Page:Œuvres complètes de H. de Balzac, I.djvu/400

La bibliothèque libre.
Cette page a été validée par deux contributeurs.

Le lendemain de la terrible scène sous le pavillon chinois, le marquis de Ronquerolles était venu voir son neveu ; car il partait pour la Russie chargé d’une mission secrète, et Paz, foudroyé de la veille, avait dit quelques mots au diplomate. Or, le jour où le comte Adam et sa femme sortirent pour la première fois en calèche, au moment où la calèche allait quitter le perron, un gendarme entra dans la cour de l’hôtel et demanda le comte Paz. Thaddée, assis sur le devant de la calèche, se retourna pour prendre une lettre qui portait le timbre du ministère des affaires étrangères et la mit dans la poche de côté de son habit par un mouvement qui empêcha Clémentine et Adam de lui en parler. On ne peut nier aux gens de bonne compagnie la science du langage qui ne se parle pas. Néanmoins, en arrivant à la porte Maillot, Adam, usant des privilèges d’un convalescent dont les caprices doivent être satisfaits, dit à Thaddée : — Il n’y a point d’indiscrétion entre deux frères qui s’aiment autant que nous nous aimons, tu sais ce que contient la dépêche, dis-le-moi, j’ai une fièvre de curiosité.
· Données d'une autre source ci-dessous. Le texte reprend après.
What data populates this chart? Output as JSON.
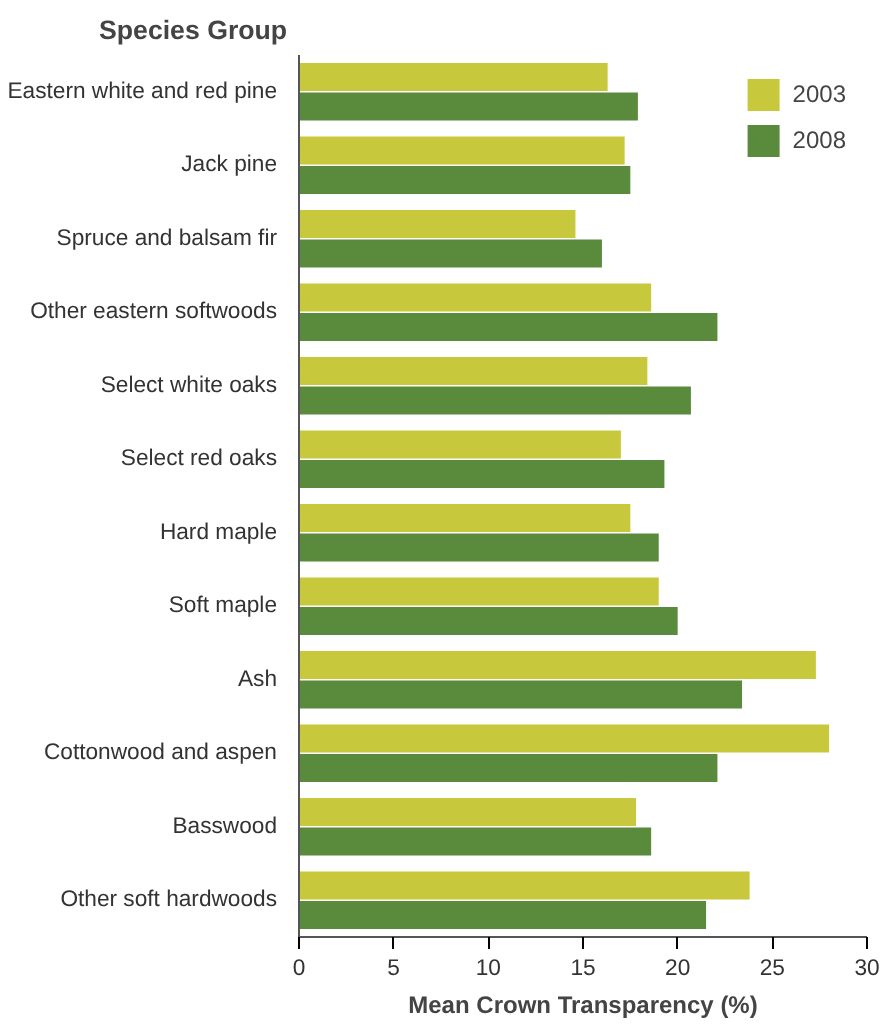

Clémentine regarda Thaddée en femme fâchée et dit à son mari : Il me boude tant depuis deux mois que je me garderais bien d’insister.

— Oh ! mon Dieu, répondit Thaddée, comme je ne puis pas empêcher les journaux de le publier, je vous révélerai bien ce secret : l’empereur Nicolas me fait la grâce de me nommer capitaine dans un régiment destiné à l’expédition de Khiva.

— Et tu y vas ? s’écria Adam.

— J’irai, mon cher. Je suis venu capitaine, capitaine je m’en retourne… Malaga pourrait me faire faire des sottises. Nous dînons demain pour la dernière fois ensemble. Si je ne partais pas en septembre pour Saint-Pétersbourg, il faudrait y aller par terre, et je ne suis pas riche, je dois laisser à Malaga sa petite indépendance. Comment ne pas veiller à l’avenir de la seule femme qui m’ait su comprendre ? elle me trouve grand, Malaga ! Malaga me trouve beau ! Malaga m’est peut-être infidèle, mais elle passerait dans le…

— Dans le cerceau pour vous et retomberait très-bien sur son cheval, dit vivement Clémentine.

— Oh ! vous ne connaissez pas Malaga, dit le capitaine avec une profonde amertume et un regard plein d’ironie qui rendirent Clémentine rêveuse et inquiète.